IN REALTÀ L’OPZIONE del voto a favore dell’autorizzazione deciso dai senatori 5S è quasi fuori discussione. La vera alternativa è quella invocata da Paragone: la consultazione on line. Se i sondaggi delle ultime settimane non mentono, l’esito dovrebbe essere garantito, e a quel punto il salvataggio del governo verrebbe santificato dal responso della «democrazia diretta». Ma a votare sono soprattutto i militanti più duri e non si sa mai. Forse rischiare non conviene, anche perché la tentazione di intrecciare la vicenda Diciotti con quella della Tav, se mai c’è stata, è svanita. Significherebbe solo regalare a Salvini un’arma potente.
Il governo dunque, salvo clamorose sorprese, non esalerà l’ultimo respiro per i 177 profughi della Diciotti. Non significa che sia al riparo da altri e altrettanto temibili rischi. Il principale si chiama appunto Tav e da quel punto di vista il fronteggiamento resta del tipo «muro contro muro». Ieri la commissione europea, che nelle prime 24 ore aveva evitato di esprimersi, ha rotto ogni indugio: «Il progetto è indispensabile e dovrebbe essere attuato nel più breve tempo possibile», taglia corto la commissaria ai Trasporti Violeta Bulc. Ma soprattutto è la Lega a non avere alcuna intenzione di arrendersi. «Nel contratto – dice il ministro Centinaio – non c’è scritto che la Tav non si farà. Dunque per decidere di non farla bisogna sedersi al tavolo e rivedere il contratto». Difficile immaginare minaccia più precisa.
IL PREMIER OFFRE in materia un’ennesima prova del suo virtuosismo nel destreggiarsi. Rassicura Di Maio: «Mettere in discussione l’analisi costi benefici? Ma non scherziamo». Lo scrive anche nel comunicato ufficiale, «l’analisi non può essere considerata di parte». A partire dalla suddetta, pertanto «il governo nelle prossime settimane formulerà una complessiva decisione politica non condizionata da posizioni preconcette». E’ un pezzo da maestro nell’arte del non dire: l’analisi c’è ed è seria, ma non pregiudica la scelta, che sarà «politica», e richiederà un mesetto.
La faccenda è a rischio di incidente fatale troppo alto e in realtà tutti, a questo punto, stanno cercando una strada per rinviare lo showdown a dopo le europee.

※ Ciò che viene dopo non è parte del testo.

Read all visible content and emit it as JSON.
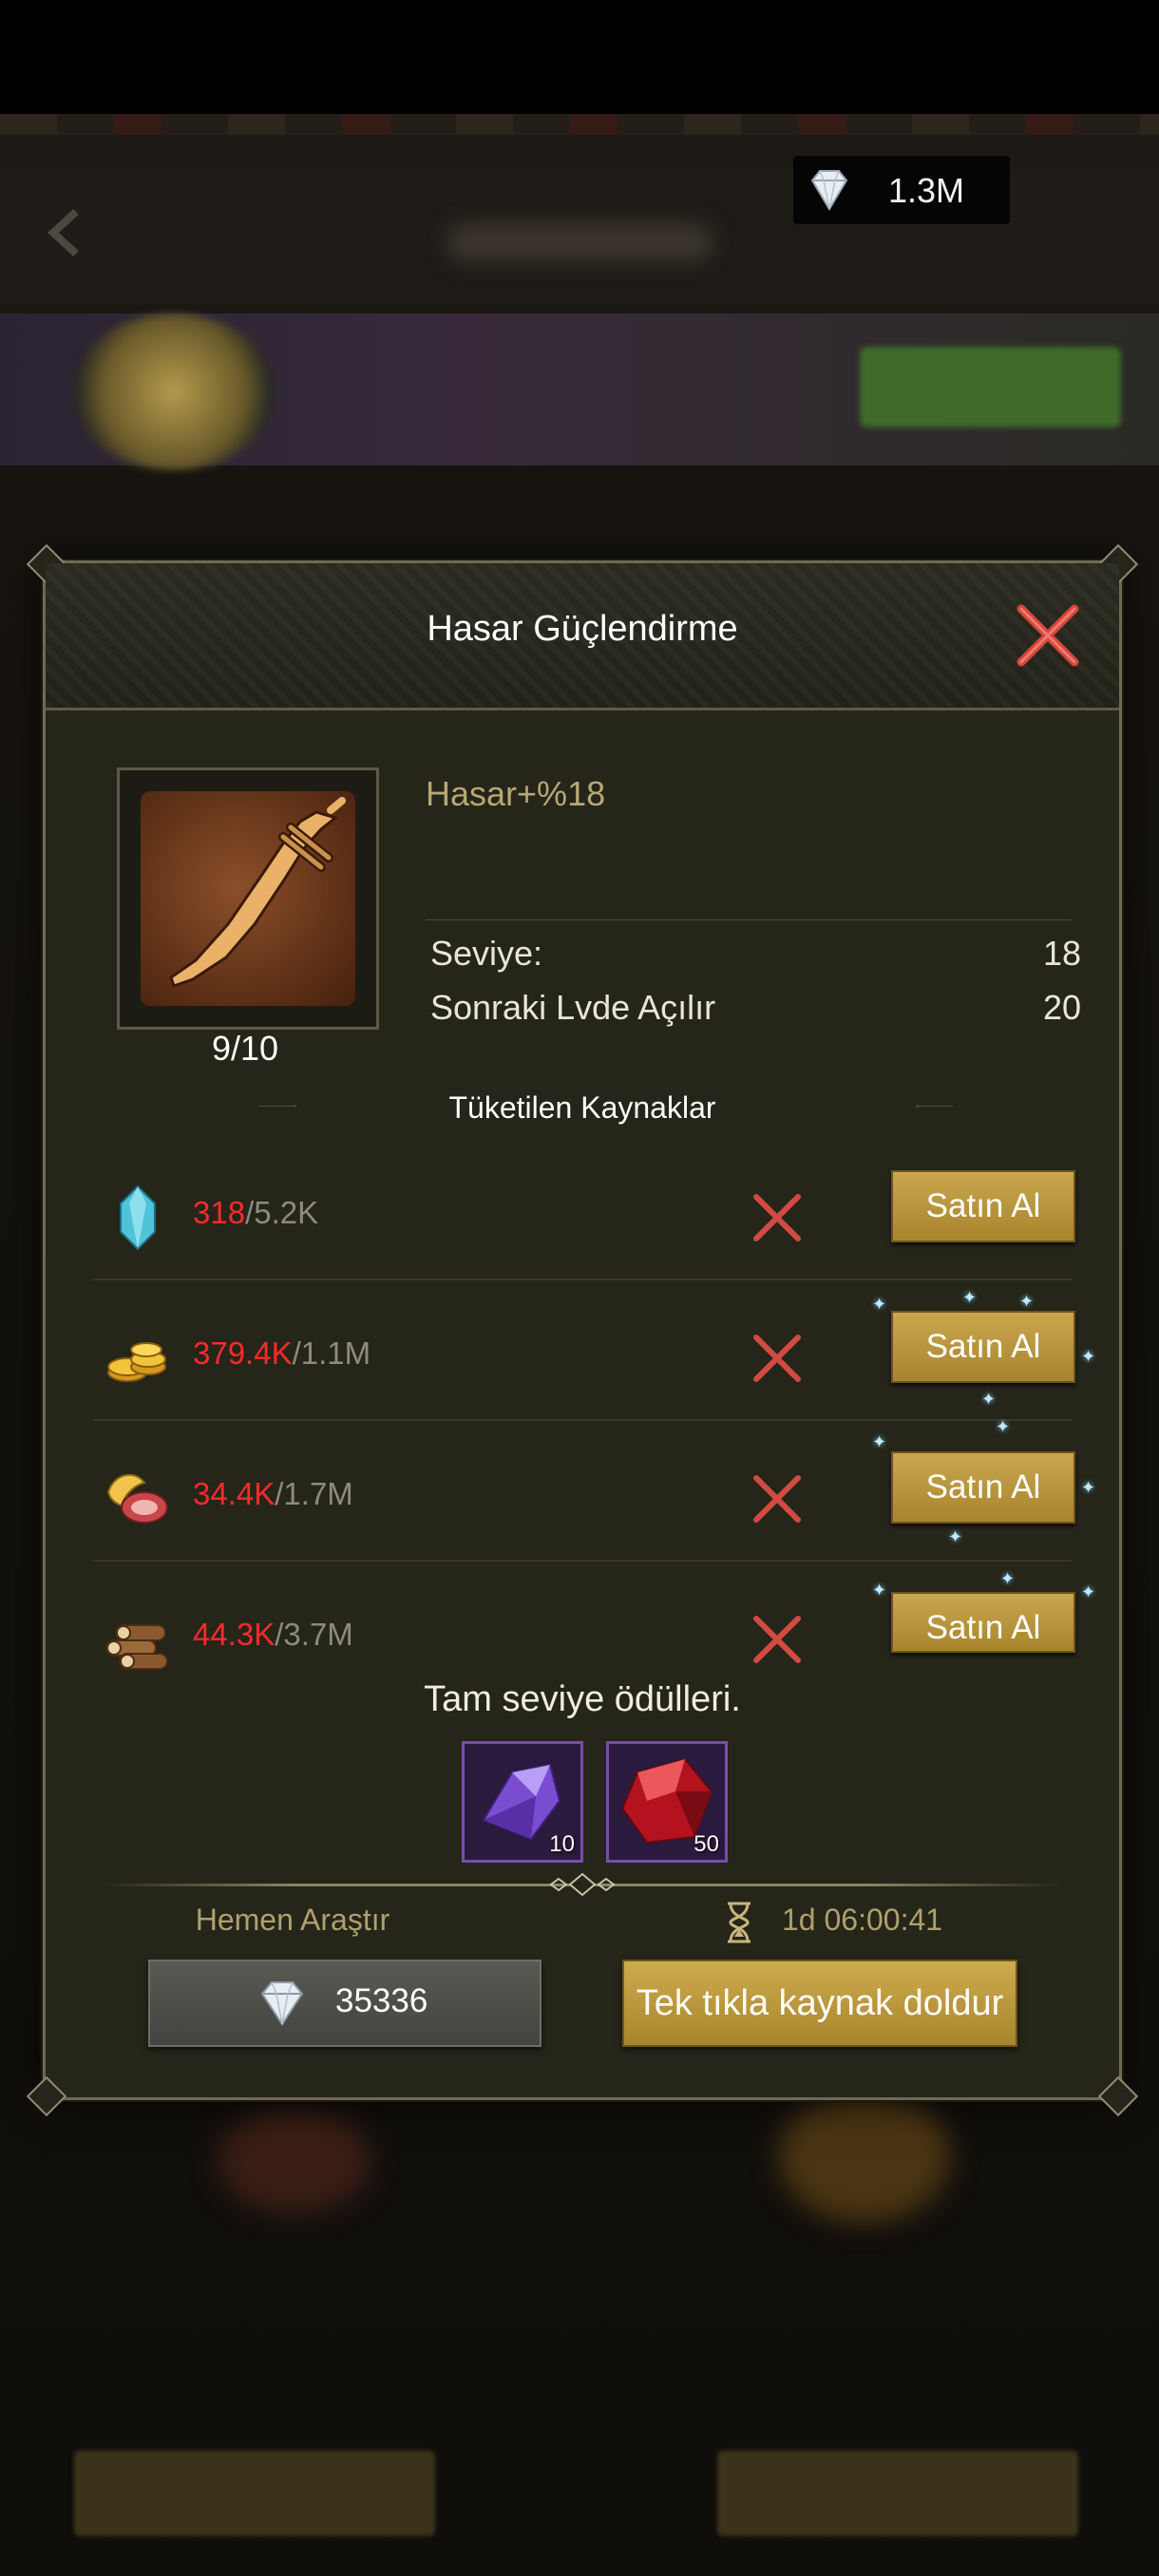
{
  "top_bar": {
    "diamonds": "1.3M"
  },
  "dialog": {
    "title": "Hasar Güçlendirme",
    "progress": "9/10",
    "bonus": "Hasar+%18",
    "stats": [
      {
        "label": "Seviye:",
        "value": "18"
      },
      {
        "label": "Sonraki Lvde Açılır",
        "value": "20"
      }
    ],
    "section_title": "Tüketilen Kaynaklar",
    "resources": [
      {
        "icon": "crystal-icon",
        "have": "318",
        "need": "/5.2K",
        "buy_label": "Satın Al"
      },
      {
        "icon": "gold-coins-icon",
        "have": "379.4K",
        "need": "/1.1M",
        "buy_label": "Satın Al"
      },
      {
        "icon": "food-icon",
        "have": "34.4K",
        "need": "/1.7M",
        "buy_label": "Satın Al"
      },
      {
        "icon": "wood-logs-icon",
        "have": "44.3K",
        "need": "/3.7M",
        "buy_label": "Satın Al"
      }
    ],
    "reward_title": "Tam seviye ödülleri.",
    "rewards": [
      {
        "icon": "purple-crystal-icon",
        "count": "10"
      },
      {
        "icon": "red-gem-icon",
        "count": "50"
      }
    ],
    "instant_label": "Hemen Araştır",
    "timer": "1d 06:00:41",
    "gem_cost": "35336",
    "fill_button": "Tek tıkla kaynak doldur"
  },
  "colors": {
    "accent_gold": "#c9a74e",
    "shortage_red": "#ff2a2a",
    "panel": "#252519"
  }
}
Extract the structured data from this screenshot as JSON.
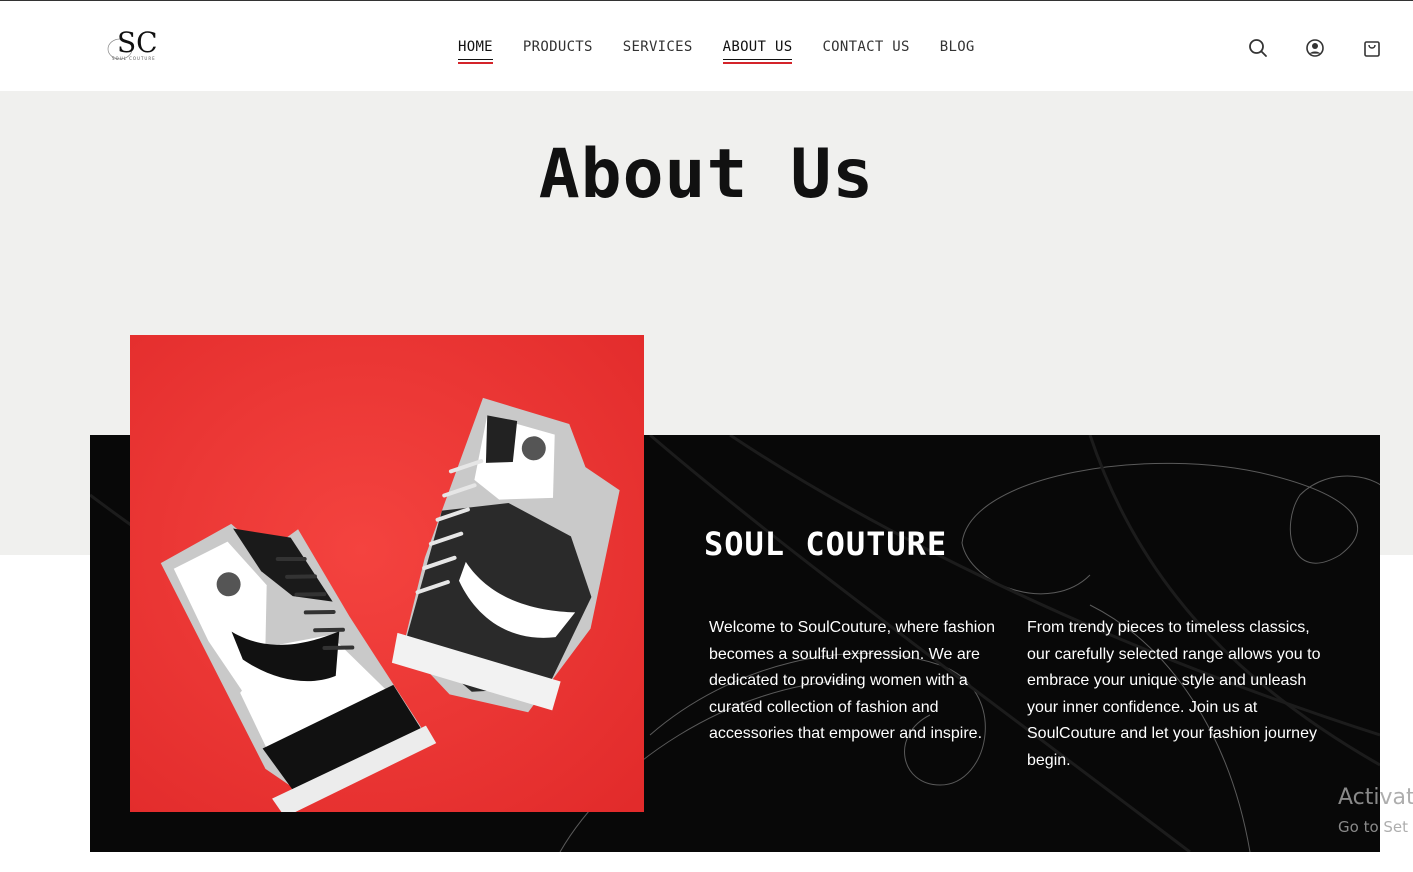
{
  "brand_logo": {
    "monogram": "SC",
    "tagline": "SOUL COUTURE"
  },
  "nav": {
    "items": [
      {
        "label": "HOME",
        "active": true
      },
      {
        "label": "PRODUCTS",
        "active": false
      },
      {
        "label": "SERVICES",
        "active": false
      },
      {
        "label": "ABOUT US",
        "active": true
      },
      {
        "label": "CONTACT US",
        "active": false
      },
      {
        "label": "BLOG",
        "active": false
      }
    ]
  },
  "header_icons": [
    "search-icon",
    "account-icon",
    "shopping-bag-icon"
  ],
  "hero": {
    "title": "About Us"
  },
  "about": {
    "heading": "SOUL COUTURE",
    "paragraph_1": "Welcome to SoulCouture, where fashion becomes a soulful expression. We are dedicated to providing women with a curated collection of fashion and accessories that empower and inspire.",
    "paragraph_2": "From trendy pieces to timeless classics, our carefully selected range allows you to embrace your unique style and unleash your inner confidence. Join us at SoulCouture and let your fashion journey begin."
  },
  "watermark": {
    "line1": "Activat",
    "line2": "Go to Set"
  },
  "colors": {
    "accent": "#d4242a",
    "hero_bg": "#f0f0ee",
    "card_bg": "#080808",
    "photo_bg": "#ee3b3b"
  }
}
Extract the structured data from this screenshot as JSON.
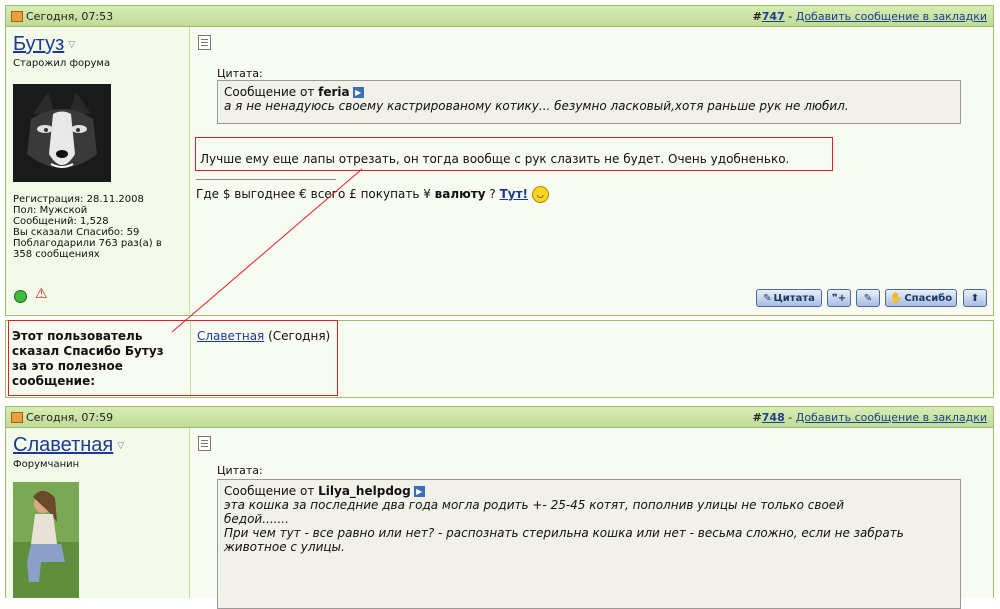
{
  "post1": {
    "date": "Сегодня, 07:53",
    "number_prefix": "#",
    "number": "747",
    "sep": " - ",
    "bookmark_link": "Добавить сообщение в закладки",
    "username": "Бутуз",
    "user_title": "Старожил форума",
    "stats": [
      "Регистрация: 28.11.2008",
      "Пол: Мужской",
      "Сообщений: 1,528",
      "Вы сказали Спасибо: 59",
      "Поблагодарили 763 раз(а) в 358 сообщениях"
    ],
    "quote_label": "Цитата:",
    "quote_from_prefix": "Сообщение от ",
    "quote_author": "feria",
    "quote_text": "а я не ненадуюсь своему кастрированому котику... безумно ласковый,хотя раньше рук не любил.",
    "message": "Лучше ему еще лапы отрезать, он тогда вообще с рук слазить не будет. Очень удобненько.",
    "signature_text": "Где $ выгоднее € всего £ покупать ¥ ",
    "signature_bold": "валюту",
    "signature_q": " ? ",
    "signature_link": "Тут!",
    "buttons": {
      "quote": "Цитата",
      "thanks": "Спасибо"
    }
  },
  "thanks_bar": {
    "label": "Этот пользователь сказал Спасибо Бутуз за это полезное сообщение:",
    "user": "Славетная",
    "when": " (Сегодня)"
  },
  "post2": {
    "date": "Сегодня, 07:59",
    "number_prefix": "#",
    "number": "748",
    "sep": " - ",
    "bookmark_link": "Добавить сообщение в закладки",
    "username": "Славетная",
    "user_title": "Форумчанин",
    "quote_label": "Цитата:",
    "quote_from_prefix": "Сообщение от ",
    "quote_author": "Lilya_helpdog",
    "quote_line1": "эта кошка за последние два года могла родить +- 25-45 котят, пополнив улицы не только своей",
    "quote_line2": "бедой.......",
    "quote_line3": "При чем тут - все равно или нет? - распознать стерильна кошка или нет - весьма сложно, если не забрать",
    "quote_line4": "животное с улицы."
  },
  "colors": {
    "header_green": "#c0dc95",
    "border_green": "#9bbf6a",
    "link_blue": "#1b3a94",
    "annotation_red": "#e02020"
  },
  "icons": [
    "post-icon",
    "document-icon",
    "quote-arrow-icon",
    "dropdown-arrow-icon",
    "online-status-icon",
    "report-icon",
    "smile-icon",
    "multiquote-icon",
    "edit-icon",
    "thanks-icon",
    "top-icon"
  ]
}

Ma anche il rinvio è un rischio. Oggi il consiglio dei ministri dovrà probabilmente rinviare anche la definizione della bozza sulle autonomie: i 5S insistono per negare la competenza su infrastrutture e sanità, il veneto Zaia, spalleggiato dall’intera Lega, a rinunciare a quelle voci non ci pensa proprio e il Carroccio ha ingaggiato una guerriglia a base di emendamenti sul reddito di cittadinanza per far capire ai soci che lo scambio tra reddito e autonomie rafforzate non è trattabile. Ma tra un rinvio e l’altro c’è il rischio che i nodi diventino tanto aggrovigliati da non poter essere più sciolti.